READ MORE: IT exports hit all-time high of $386m
The momentum culminated in December 2025, when monthly IT exports surged to $437 million, the highest on record, reflecting around 25.6 percent growth.
This performance is not merely a cyclical year-end spike. Rather, it reflects a deeper transformation in Pakistan’s digital economy, driven by regulatory reforms, market diversification, and rising global demand for technology services.
A key inflection point has been the State Bank of Pakistan’s decision to raise the permissible retention limit in exporters specialized foreign currency accounts from 35 percent to 50 percent. This policy shift has eased liquidity constraints for IT firms, enabling them to invest in cloud infrastructure, digital tools, marketing, and overseas expansion without undermining repatriation incentives.

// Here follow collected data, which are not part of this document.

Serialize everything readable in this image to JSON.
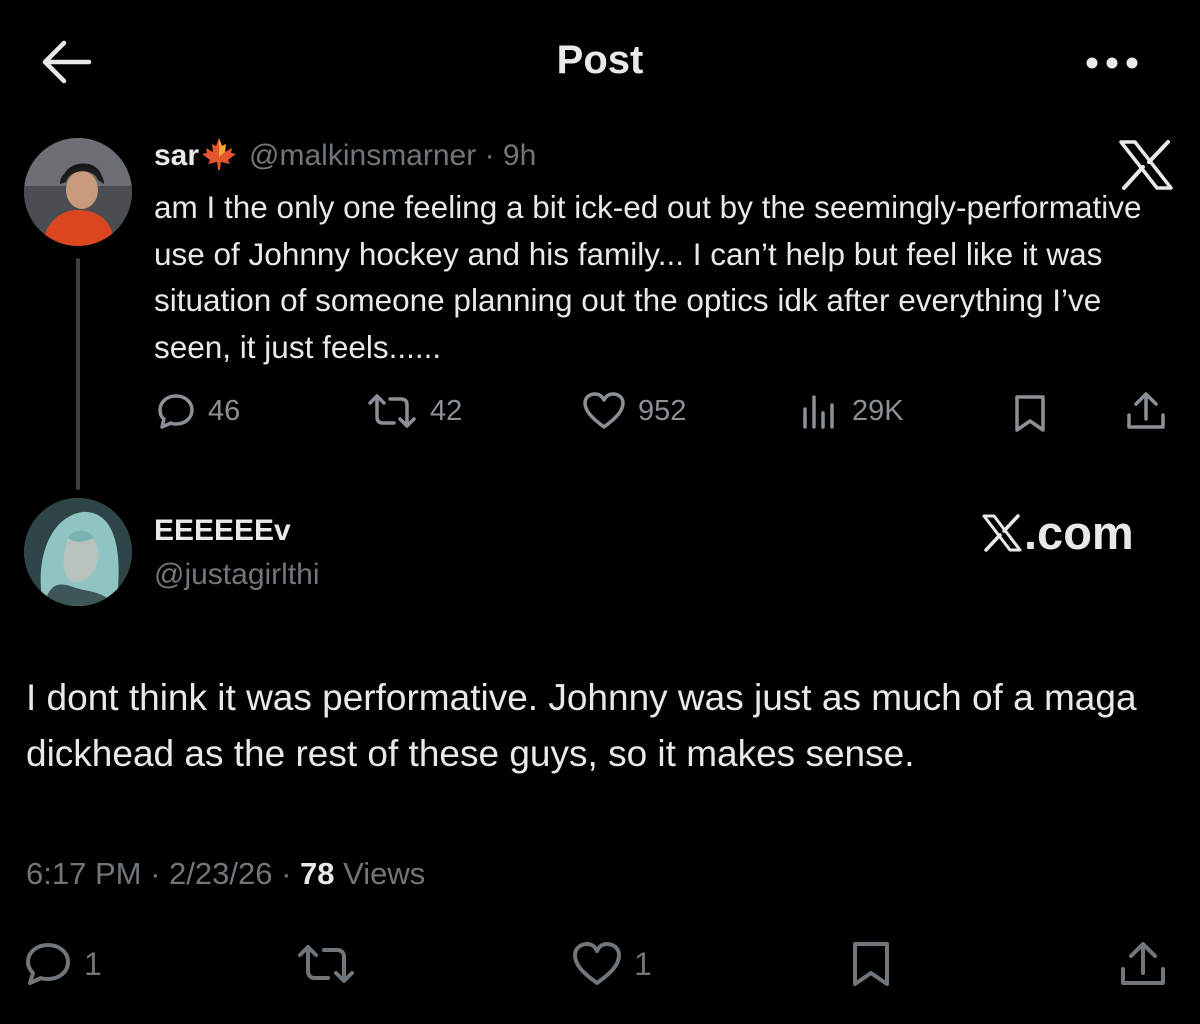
{
  "header": {
    "title": "Post",
    "back_icon": "arrow-left-icon",
    "more_icon": "more-horizontal-icon"
  },
  "quoted_post": {
    "display_name": "sar",
    "emoji": "maple-leaf-icon",
    "handle": "@malkinsmarner",
    "separator": "·",
    "age": "9h",
    "text": "am I the only one feeling a bit ick-ed out by the seemingly-performative use of Johnny hockey and his family... I can’t help but feel like it was situation of someone planning out the optics idk after everything I’ve seen, it just feels......",
    "stats": {
      "replies": "46",
      "reposts": "42",
      "likes": "952",
      "views": "29K"
    },
    "watermark_icon": "x-logo-icon"
  },
  "reply_post": {
    "display_name": "EEEEEEv",
    "handle": "@justagirlthi",
    "watermark": ".com",
    "text": "I dont think it was performative. Johnny was just as much of a maga dickhead as the rest of these guys, so it makes sense.",
    "meta": {
      "time": "6:17 PM",
      "sep1": "·",
      "date": "2/23/26",
      "sep2": "·",
      "views_count": "78",
      "views_label": "Views"
    },
    "actions": {
      "replies": "1",
      "likes": "1"
    }
  },
  "colors": {
    "background": "#000000",
    "text": "#e7e9ea",
    "muted": "#71767b",
    "thread_line": "#3c4044"
  }
}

The introduction of the Equity Investment Abroad (EIA) facility has further strengthened confidence, allowing exporters to invest abroad using export proceeds and establish regional offices. Together, these reforms have addressed a long-standing structural constraint: the trade-off between global expansion and domestic repatriation.
Beyond monetary and regulatory reforms, consistent government incentives, and participation in international technology exhibitions—such as GITEX, LEAP, Singapore FinTech Festival, etc.—have improved the global visibility of Pakistani IT firms and facilitated client acquisition in new markets.

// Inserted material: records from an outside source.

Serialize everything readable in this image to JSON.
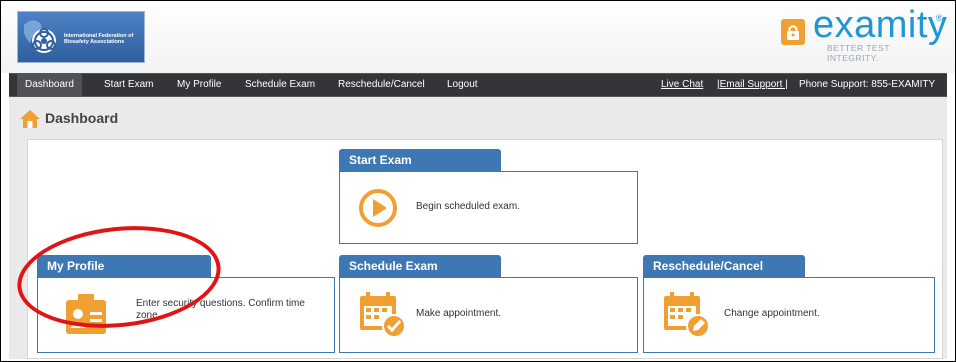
{
  "header": {
    "org_name": "International Federation of Biosafety Associations",
    "brand_name": "examity",
    "brand_reg": "®",
    "brand_tagline": "BETTER TEST INTEGRITY."
  },
  "nav": {
    "items": [
      "Dashboard",
      "Start Exam",
      "My Profile",
      "Schedule Exam",
      "Reschedule/Cancel",
      "Logout"
    ],
    "active": "Dashboard",
    "live_chat": "Live Chat",
    "email_support": "|Email Support |",
    "phone_support": "Phone Support: 855-EXAMITY"
  },
  "page": {
    "title": "Dashboard"
  },
  "cards": {
    "start_exam": {
      "title": "Start Exam",
      "desc": "Begin scheduled exam."
    },
    "my_profile": {
      "title": "My Profile",
      "desc": "Enter security questions. Confirm time zone."
    },
    "schedule_exam": {
      "title": "Schedule Exam",
      "desc": "Make appointment."
    },
    "reschedule": {
      "title": "Reschedule/Cancel",
      "desc": "Change appointment."
    }
  },
  "colors": {
    "accent": "#3d78b5",
    "icon_orange": "#f0a032",
    "brand_blue": "#1f97d4",
    "highlight_red": "#e01414"
  }
}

Another important trend is the gradual diversification of Pakistan’s IT export markets, particularly toward the GCC region. This shift reduces dependence on traditional markets and enhances resilience against demand fluctuations in a few geographies.
At the same time, Pakistani IT firms are increasingly moving up the value chain, expanding into emerging technology domains such as artificial intelligence, machine learning, cybersecurity, e-governance, and game development. This transition from low-value outsourcing to higher-value digital services is critical for sustaining long-term export growth and improving Pakistan’s positioning in the global digital economy – a key lesson for other export sectors too! Freelancers have also emerged as a key pillar of the sector, with the market projecting their contribution to reach a billion dollar by FY26.
Projections for FY26 IT exports range between $4.0–4.5 billion, compared to $3.8 billion in FY25, implying annual growth of around 18–20 percent. The record performance of December 2025 and the milestone achieved in 1HFY26 suggest that Pakistan’s IT sector is no longer merely an emerging industry but an increasingly strategic component of the country’s export ecosystem.